Integrasi Ilmu: Agama dan Astronomi
Guru Besar UIN Walisongo Semarang itu menegaskan, sidang isbat adalah momen penting untuk menunjukkan bahwa ilmu agama dan ilmu sains dapat beriringan. Dalam proses ini, ahli fikih, astronom, dan lembaga pemerintah maupun nonpemerintah berkumpul untuk memastikan keputusan yang diambil berdasarkan prinsip ilmiah dan hukum Islam.
“Dalam konteks hisab dan rukyat, integrasi ilmu ini sudah selesai. Ilmu satu berasal dari Yang Maha Kuasa, dan kita hanya berusaha memahami dan mengaplikasikannya dengan teknologi,” tegasnya.
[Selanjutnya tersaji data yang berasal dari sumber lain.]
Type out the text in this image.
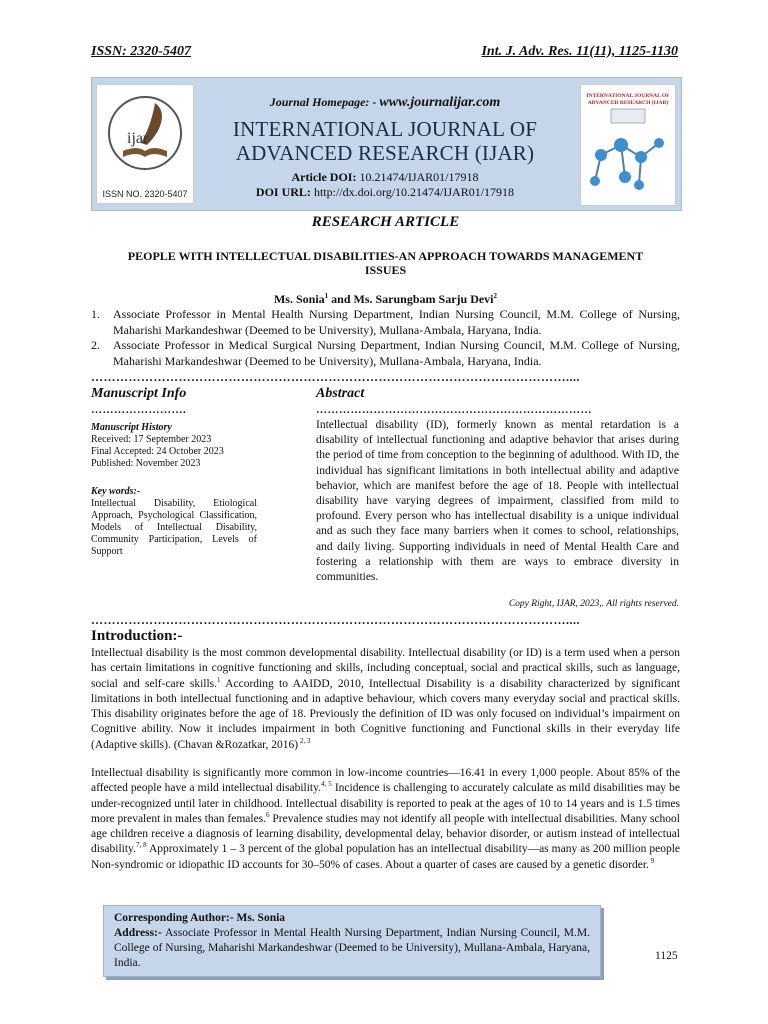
ISSN: 2320-5407	Int. J. Adv. Res. 11(11), 1125-1130
ijar
ISSN NO. 2320-5407
INTERNATIONAL JOURNAL OF
ADVANCED RESEARCH (IJAR)
Journal Homepage: - www.journalijar.com
INTERNATIONAL JOURNAL OF
ADVANCED RESEARCH (IJAR)
Article DOI: 10.21474/IJAR01/17918
DOI URL: http://dx.doi.org/10.21474/IJAR01/17918
RESEARCH ARTICLE
PEOPLE WITH INTELLECTUAL DISABILITIES-AN APPROACH TOWARDS MANAGEMENT
ISSUES
Ms. Sonia$^1$ and Ms. Sarungbam Sarju Devi$^2$
1.	Associate Professor in Mental Health Nursing Department, Indian Nursing Council, M.M. College of Nursing, Maharishi Markandeshwar (Deemed to be University), Mullana-Ambala, Haryana, India.
2.	Associate Professor in Medical Surgical Nursing Department, Indian Nursing Council, M.M. College of Nursing, Maharishi Markandeshwar (Deemed to be University), Mullana-Ambala, Haryana, India.
……………………………………………………………………………………………………....
Manuscript Info
…………………….
Manuscript History
Received: 17 September 2023
Final Accepted: 24 October 2023
Published: November 2023
Key words:-
Intellectual Disability, Etiological Approach, Psychological Classification, Models of Intellectual Disability, Community Participation, Levels of Support
Abstract
………………………………………………………………
Intellectual disability (ID), formerly known as mental retardation is a disability of intellectual functioning and adaptive behavior that arises during the period of time from conception to the beginning of adulthood. With ID, the individual has significant limitations in both intellectual ability and adaptive behavior, which are manifest before the age of 18. People with intellectual disability have varying degrees of impairment, classified from mild to profound. Every person who has intellectual disability is a unique individual and as such they face many barriers when it comes to school, relationships, and daily living. Supporting individuals in need of Mental Health Care and fostering a relationship with them are ways to embrace diversity in communities.
Copy Right, IJAR, 2023,. All rights reserved.
……………………………………………………………………………………………………....
Introduction:-
Intellectual disability is the most common developmental disability. Intellectual disability (or ID) is a term used when a person has certain limitations in cognitive functioning and skills, including conceptual, social and practical skills, such as language, social and self-care skills.$^1$ According to AAIDD, 2010, Intellectual Disability is a disability characterized by significant limitations in both intellectual functioning and in adaptive behaviour, which covers many everyday social and practical skills. This disability originates before the age of 18. Previously the definition of ID was only focused on individual’s impairment on Cognitive ability. Now it includes impairment in both Cognitive functioning and Functional skills in their everyday life (Adaptive skills). (Chavan &Rozatkar, 2016) $^{2, 3}$
Intellectual disability is significantly more common in low-income countries—16.41 in every 1,000 people. About 85% of the affected people have a mild intellectual disability.$^{4, 5}$ Incidence is challenging to accurately calculate as mild disabilities may be under-recognized until later in childhood. Intellectual disability is reported to peak at the ages of 10 to 14 years and is 1.5 times more prevalent in males than females.$^6$ Prevalence studies may not identify all people with intellectual disabilities. Many school age children receive a diagnosis of learning disability, developmental delay, behavior disorder, or autism instead of intellectual disability.$^{7, 8}$ Approximately 1 – 3 percent of the global population has an intellectual disability—as many as 200 million people Non-syndromic or idiopathic ID accounts for 30–50% of cases. About a quarter of cases are caused by a genetic disorder. $^9$
Corresponding Author:- Ms. Sonia
Address:- Associate Professor in Mental Health Nursing Department, Indian Nursing Council, M.M. College of Nursing, Maharishi Markandeshwar (Deemed to be University), Mullana-Ambala, Haryana, India.
1125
Ia juga mendorong generasi muda, termasuk Gen Z, untuk memahami ilmu falak dan astronomi agar diskusi tentang penentuan awal bulan tidak hanya berkutat pada perbedaan metode, tetapi juga pada perkembangan ilmu pengetahuan.
“Ini momentum penting. Saya mengajak Generasi Z dan Milenial yang mengikuti kegiatan ini untuk mempelajari perkembangan ilmu falak. Umat Islam harus memahami dan menguasai astronomi, karena ini bukan hanya soal ibadah, tetapi juga bagian dari warisan keilmuan Islam,” tandasnya.
Kegiatan yang diikuti oleh lebih dari 1.000 peserta daring dan 100 peserta luring ini dilanjut dengan sesi pemaparan materi oleh Astronom Observatorium Bosscha, Muhammad Yusuf, dan Lembaga Falakiyah Nahdlatul Ulama (LFNU-PBNU) Marufin Sudibyo.